Indu raised an eyebrow. “And that is…?”
“The place where all truths go when people are too scared to accept them,” Jinx said, suddenly serious. But then he grinned. “Also, the only place where you can get a decent cup of coffee in this dimension. So win-win!”
Jinx clapped his hands, and with a sound like a rubber duck being stepped on, the teacup sprouted wings and launched into the sky.
Indu barely had time to grab onto the rim before they were soaring through the scribbled clouds, dodging flocks of flying punctuation marks (a very angry exclamation point nearly took off Jinx’s hat).
As the Librarium came into view—a massive, floating island of endless bookshelves suspended in a web of glowing threads—Indu felt a shiver of anticipation.
Jinx, meanwhile, was grinning ear to ear. “Now, my dear seeker, let’s see if you’re ready for the truth… or if the truth is ready for you.”
With that, they crashed spectacularly through the front doors.
Indu stumbled forward, catching himself against a towering bookshelf that hummed softly under his touch. The entire Librarium breathed. The shelves shifted like restless beasts, and the books whispered to one another in languages not spoken in centuries.
Jinx, now wearing a scholar’s robe – though inside out and upside down – advanced, waving a massive quill like a sword. “WELCOME, SEEKER! To the grand, the mystical, the absolutely overwhelming collection of truths that no one wanted!” He waggled his fingers. “Ooooooh, spooky.”
Indu ignored him, as scanned the endless rows of books with his eyes. Somewhere in there was the Answer to Everything. And he could actually feel it.
Jinx, on the other hand, was already causing trouble. He pulled a book from a shelf, flipped it open, and gasped dramatically. “Oh dear. This one says that if you swallow a watermelon seed, a whole watermelon really does grow inside you.”
Indu rolled his eyes. “That’s not true.”
Jinx grinned. “Isn’t it?”
Indu didn’t get a chance to respond. The air shifted, followed by a long, low creak. Shelves moved, and a book shot out, landing at his feet. The cover was inscribed with glowing golden letters: The Answer to Everything. He froze. This was it. The end of the chase.

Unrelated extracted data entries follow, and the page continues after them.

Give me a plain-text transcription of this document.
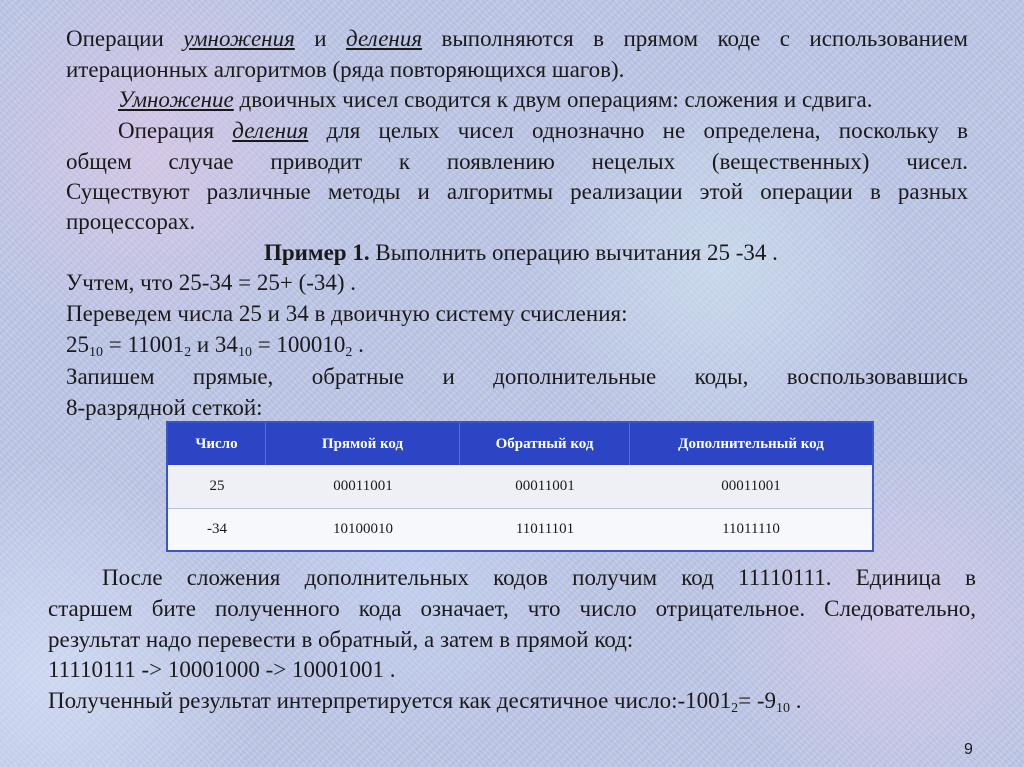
Операции умножения и деления выполняются в прямом коде с использованием
итерационных алгоритмов (ряда повторяющихся шагов).
Умножение двоичных чисел сводится к двум операциям: сложения и сдвига.
Операция деления для целых чисел однозначно не определена, поскольку в
общем случае приводит к появлению нецелых (вещественных) чисел.
Существуют различные методы и алгоритмы реализации этой операции в разных
процессорах.
Пример 1. Выполнить операцию вычитания 25 -34 .
Учтем, что 25-34 = 25+ (-34) .
Переведем числа 25 и 34 в двоичную систему счисления:
$25_{10} = 11001_2$ и $34_{10} = 100010_2$ .
Запишем прямые, обратные и дополнительные коды, воспользовавшись
8-разрядной сеткой:
Число	Прямой код	Обратный код	Дополнительный код
25	00011001	00011001	00011001
-34	10100010	11011101	11011110
После сложения дополнительных кодов получим код 11110111. Единица в
старшем бите полученного кода означает, что число отрицательное. Следовательно,
результат надо перевести в обратный, а затем в прямой код:
11110111 -> 10001000 -> 10001001 .
Полученный результат интерпретируется как десятичное $число:-1001_2= -9_{10}$ .
9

He slowly bent down, his fingers brushing against the cover. The moment he touched it, the book opened on its own. Pages flipped fast, like a storm had hit them. One sentence. Big, bold. “The Answer to Everything is…”
Indu leaned in. As he leaned in, words twisted and rearranged themselves. Then settled. “Another question.”
Silence. Jinx cackled, spinning in circles. “OH, THAT’S RICH!”
He gasped for breath. “You spent all this time searching, all these riddles, all this fuss… and the answer is just another question!”
Indu didn’t flinch. He stared at the page, then at Jinx, and then back. He then laughed. A deep, full laugh that shook through him, unraveling all the frustration and exhaustion of his journey.
Jinx faked a tear. “Ah, they grow up so fast.”
Indu shut the book, standing taller. “I think… I get it now.”
Jinx smiled. “Good! Because the real treasure was the mess we made along the way!” With a snap of his fingers, the world hiccupped again.
Indu blinked. He was back where it all began: the empty stretch of land where the door had first appeared. The Librarium, the teacup, and the flying punctuation were all gone.
Only a single card remained in his hand. The ridiculous jester grin, frozen in time.
Indu exhaled, staring at the card and slipped it into his pocket. He didn’t have all the answers. And maybe he didn’t need them anymore.
But he had something better: questions. Still burning. Still pulling him forward.
And somewhere, just beyond the edge of reality, Jinx’s laughter echoed, promising more riddles, more nonsense, and more questions still waiting to be asked.